Search code examples
pythonpandaspandas-profiling

Is it possible to get a detailed list of word frequencies from Pandas Profiling?


I'm currently working with a large batch of files that require me to check the frequencies of certain strings. My first idea was to import all files into a single dataset and use a for loop to check all files for the strings using the following code.

 # Define an empty dataframe to append all imported files to
df = pd.DataFrame()
new_list = []

# If text file is import successfully append the resulting dataframe to df. If an exception occurs append "None" instead.
# "`" was chosen as the delimiter to ensure that each file is saved to a single row.
for i in file_list: 
    try: df_1 = pd.read_csv(f"D:/Admin/3. OCR files/OCR_Translations/{i}", delimiter = "`") 
    df = df.append(df_1) new_list.append(f"D:/Admin/3. OCR files/OCR_Translations/{i}") 
except: 
    df = df.append(["None"])                
    new_list.append("None")

df = df.T.reset_index()

# Search the dataset for the required keyword
count = 0

for i in df["index"]:
    if "Keyword1" in i:
        count += 1

This ended up failing as there's absolutely zero guarantee that the strings will be spelled correctly in these files as the files in question were generated by an OCR program (that and the files in question are in Thai).

Pandas Profiling generates exactly what I need for the job at hand, except it doesn't give a full list as seen here in this link (https://i.sstatic.net/BPaYv.jpg). Is there a way to get the full list of word frequencies from Pandas Profiling?

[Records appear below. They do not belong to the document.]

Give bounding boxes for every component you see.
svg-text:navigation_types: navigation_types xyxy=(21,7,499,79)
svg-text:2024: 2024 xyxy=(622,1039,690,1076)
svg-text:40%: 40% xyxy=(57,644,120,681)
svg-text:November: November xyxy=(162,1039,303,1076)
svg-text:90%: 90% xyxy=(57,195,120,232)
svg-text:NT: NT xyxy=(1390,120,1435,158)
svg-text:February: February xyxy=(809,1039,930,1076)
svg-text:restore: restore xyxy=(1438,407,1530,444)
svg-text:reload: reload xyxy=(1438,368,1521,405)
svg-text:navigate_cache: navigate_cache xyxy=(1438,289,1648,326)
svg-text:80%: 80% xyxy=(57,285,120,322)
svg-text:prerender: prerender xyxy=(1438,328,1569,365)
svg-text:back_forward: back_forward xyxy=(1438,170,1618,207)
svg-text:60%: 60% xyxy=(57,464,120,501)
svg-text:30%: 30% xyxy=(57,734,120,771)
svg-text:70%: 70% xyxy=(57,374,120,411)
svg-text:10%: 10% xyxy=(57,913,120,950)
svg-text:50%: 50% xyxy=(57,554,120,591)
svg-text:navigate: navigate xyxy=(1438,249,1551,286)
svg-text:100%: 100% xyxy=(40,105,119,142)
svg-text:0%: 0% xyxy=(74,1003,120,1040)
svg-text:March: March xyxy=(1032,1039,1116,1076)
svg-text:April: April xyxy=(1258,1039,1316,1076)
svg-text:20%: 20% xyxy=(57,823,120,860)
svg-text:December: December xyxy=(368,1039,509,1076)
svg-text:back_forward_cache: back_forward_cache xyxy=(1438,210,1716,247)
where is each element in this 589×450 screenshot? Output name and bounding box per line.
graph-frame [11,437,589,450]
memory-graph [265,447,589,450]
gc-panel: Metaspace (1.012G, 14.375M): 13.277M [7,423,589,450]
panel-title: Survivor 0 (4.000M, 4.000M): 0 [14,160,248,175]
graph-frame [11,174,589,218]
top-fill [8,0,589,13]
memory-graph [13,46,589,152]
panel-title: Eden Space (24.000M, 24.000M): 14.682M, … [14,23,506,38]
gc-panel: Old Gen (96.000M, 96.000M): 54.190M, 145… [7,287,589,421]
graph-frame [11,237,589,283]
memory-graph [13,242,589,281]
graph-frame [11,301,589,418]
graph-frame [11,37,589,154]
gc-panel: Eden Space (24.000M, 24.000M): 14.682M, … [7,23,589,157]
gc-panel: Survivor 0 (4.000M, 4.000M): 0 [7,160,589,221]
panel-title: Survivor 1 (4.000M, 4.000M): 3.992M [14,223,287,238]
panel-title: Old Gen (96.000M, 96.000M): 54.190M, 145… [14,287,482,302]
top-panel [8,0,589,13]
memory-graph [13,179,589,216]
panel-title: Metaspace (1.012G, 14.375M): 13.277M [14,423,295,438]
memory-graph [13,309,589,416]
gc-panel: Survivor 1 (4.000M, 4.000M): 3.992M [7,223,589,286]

I've tried checking pandas_profiling documentation (https://pandas-profiling.github.io/pandas-profiling/docs/master/index.html) to see if there's anything I can do and so far I haven't seen anything pertaining to my use case here.


Solution

  • You might not do not need Pandas to count word occurrences in files.

    import collections
    
    word_counter = collections.Counter()
    
    for i in file_list:
        with open(f"D:/Admin/3. OCR files/OCR_Translations/{i}") as f:
            for line in f:
                words = line.strip().split()  # Split line by whitespaces.
                word_counter.update(words)  # Update counter with occurrences.
    
    
    print(word_counter)
    

    You might be also interested in the .most_common() method on Counters.

    Also, if you really need to, you can also turn the Counter to a dataframe; it's just a dict with special effects.